Em pleno Abril Vermelho, mês marcado historicamente pela luta dos trabalhadores sem-terra no Brasil, senadores ruralistas escolheram usar a Comissão Mista de Controle das Atividades de Inteligência (CCAI) do Congresso contra o movimento pela reforma agrária no país.
Com a retomada dos trabalhos da CCAI neste início de abril, a Agência Pública apurou que membros da bancada ruralista no Senado Federal aprovaram um pedido para ter acesso a cópias de “todos os relatórios de inteligência produzidos, recebidos ou replicados” pela Abin nos últimos 15 anos sobre “a atuação do Movimento dos Trabalhadores Rurais Sem Terra (MST)” e também sobre a “Política Nacional de Reforma Agrária (PNRA)”.
Como justificativa para o pedido, os senadores ruralistas Esperidião Amin (PP-SC), Jaime Bagattoli (PL-RO), Luiz Carlos Heinze (PP-RS) e Rogério Marinho (PL-RN) alegam que decisões do governo Lula teriam ampliado “o poder de influência de grupos organizados”, “criando insegurança jurídica, agravando conflitos no campo”. Mas o próprio MST contesta a execução da reforma agrária no atual governo, contrariando a tese por trás do pedido na CCAI.
O pedido foi aprovado na reunião desta quarta (9) e, segundo a presidência da CCAI, deve ser respondido nos próximos 30 dias. O governo não pôde barrar a aprovação, dado que virou minoria na Comissão de Inteligência – como reportado pela Pública na última semana. Atualmente, o único petista na CCAI é o deputado federal Arlindo Chinaglia (PT-SP), como líder da Maioria na comissão.
Chama atenção que um pedido praticamente igual ao aprovado nesta quarta foi rejeitado pela própria CCAI há menos de dois anos atrás.
Em 25 de outubro de 2023, a mesma comissão negou o pedido similar, então protocolado pelo deputado federal Alexandre Ramagem (PL), diretor-geral da Abin por boa parte do governo Bolsonaro – função pela qual ele poderia ter acesso a materiais dessa mesma natureza relativos ao MST e aos sem-terra em geral.

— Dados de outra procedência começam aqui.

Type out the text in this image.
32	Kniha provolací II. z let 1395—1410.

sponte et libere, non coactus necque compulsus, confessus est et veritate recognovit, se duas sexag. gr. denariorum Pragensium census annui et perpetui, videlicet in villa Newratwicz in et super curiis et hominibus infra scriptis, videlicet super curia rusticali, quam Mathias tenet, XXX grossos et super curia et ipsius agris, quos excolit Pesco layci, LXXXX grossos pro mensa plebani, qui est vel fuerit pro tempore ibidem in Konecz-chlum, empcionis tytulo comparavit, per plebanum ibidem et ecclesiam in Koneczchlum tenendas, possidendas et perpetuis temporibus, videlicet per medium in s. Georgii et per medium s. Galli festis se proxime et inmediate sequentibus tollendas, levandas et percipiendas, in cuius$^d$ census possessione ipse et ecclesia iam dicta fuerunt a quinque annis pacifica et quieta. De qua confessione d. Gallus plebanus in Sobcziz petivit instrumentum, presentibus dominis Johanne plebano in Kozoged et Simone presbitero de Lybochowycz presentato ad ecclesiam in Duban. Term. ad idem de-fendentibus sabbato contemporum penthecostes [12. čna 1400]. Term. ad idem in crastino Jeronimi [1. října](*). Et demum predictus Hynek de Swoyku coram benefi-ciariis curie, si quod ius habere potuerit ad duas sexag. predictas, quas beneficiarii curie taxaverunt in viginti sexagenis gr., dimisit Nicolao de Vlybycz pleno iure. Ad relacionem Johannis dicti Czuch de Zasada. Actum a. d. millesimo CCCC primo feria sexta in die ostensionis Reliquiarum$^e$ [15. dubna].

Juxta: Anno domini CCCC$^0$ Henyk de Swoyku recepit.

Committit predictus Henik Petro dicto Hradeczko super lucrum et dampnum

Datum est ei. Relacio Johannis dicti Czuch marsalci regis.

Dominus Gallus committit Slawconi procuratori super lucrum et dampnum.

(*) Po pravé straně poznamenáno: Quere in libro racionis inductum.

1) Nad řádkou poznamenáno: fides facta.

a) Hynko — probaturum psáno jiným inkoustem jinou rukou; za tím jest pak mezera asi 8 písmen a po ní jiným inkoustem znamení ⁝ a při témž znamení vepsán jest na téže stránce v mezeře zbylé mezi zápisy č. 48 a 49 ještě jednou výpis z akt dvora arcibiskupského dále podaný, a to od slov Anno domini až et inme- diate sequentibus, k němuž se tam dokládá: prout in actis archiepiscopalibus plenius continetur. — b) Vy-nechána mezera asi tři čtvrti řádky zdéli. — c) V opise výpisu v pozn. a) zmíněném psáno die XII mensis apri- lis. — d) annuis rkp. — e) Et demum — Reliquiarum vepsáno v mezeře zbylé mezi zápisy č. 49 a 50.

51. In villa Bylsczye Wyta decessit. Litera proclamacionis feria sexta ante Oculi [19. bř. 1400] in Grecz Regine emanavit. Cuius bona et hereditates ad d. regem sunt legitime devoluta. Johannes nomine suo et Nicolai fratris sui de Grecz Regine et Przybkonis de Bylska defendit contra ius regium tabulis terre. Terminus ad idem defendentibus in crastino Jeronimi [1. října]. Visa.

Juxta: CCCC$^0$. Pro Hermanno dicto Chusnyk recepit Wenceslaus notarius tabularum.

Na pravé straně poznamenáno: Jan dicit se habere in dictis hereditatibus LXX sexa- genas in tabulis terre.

Perguntado pela Pública sobre o motivo de propor um pedido praticamente igual ao rejeitado em 2023, o senador Esperidião Amin disse que “mudou a composição [da CCAI], então decidimos pedir”.
“O pedido não tem natureza supressiva, então cabem adições”, disse ainda o senador momentos antes da reunião da CCAI, ao ser questionado pela reportagem sobre o escopo do requerimento – que deixou de fora relatórios produzidos sobre a atuação de milícias rurais e grupos de extermínio no campo, por exemplo. A proposta aprovada nesta quarta não incluiu nenhum destes grupos armados, causadores constantes de conflitos no campo.
Também chama atenção o fato de um dos proponentes do pedido estar envolvido em conflitos fundiários. O senador Jaime Bagattoli já admitiu ser dono de uma fazenda que invade parte da Terra Indígena (TI) Rio Omerê, como revelado pelo observatório De Olho nos Ruralistas.
À época da revelação deste conflito, Bagattoli era o vice-presidente da controversa CPI das ONGs, onde o senador alegou uma suposta “perseguição” contra ele no caso da TI Rio Omerê.
Em seu atual mandato, Bagattoli enfatiza sua contrariedade quanto aos sem-terra, como visto em uma audiência pública em 2023, ao dizer: “podemos ter um conflito muito grande, podemos ter uma revolução no campo… se isso não tiver uma providência urgente, podemos ter conflitos, talvez até de mortes no campo”.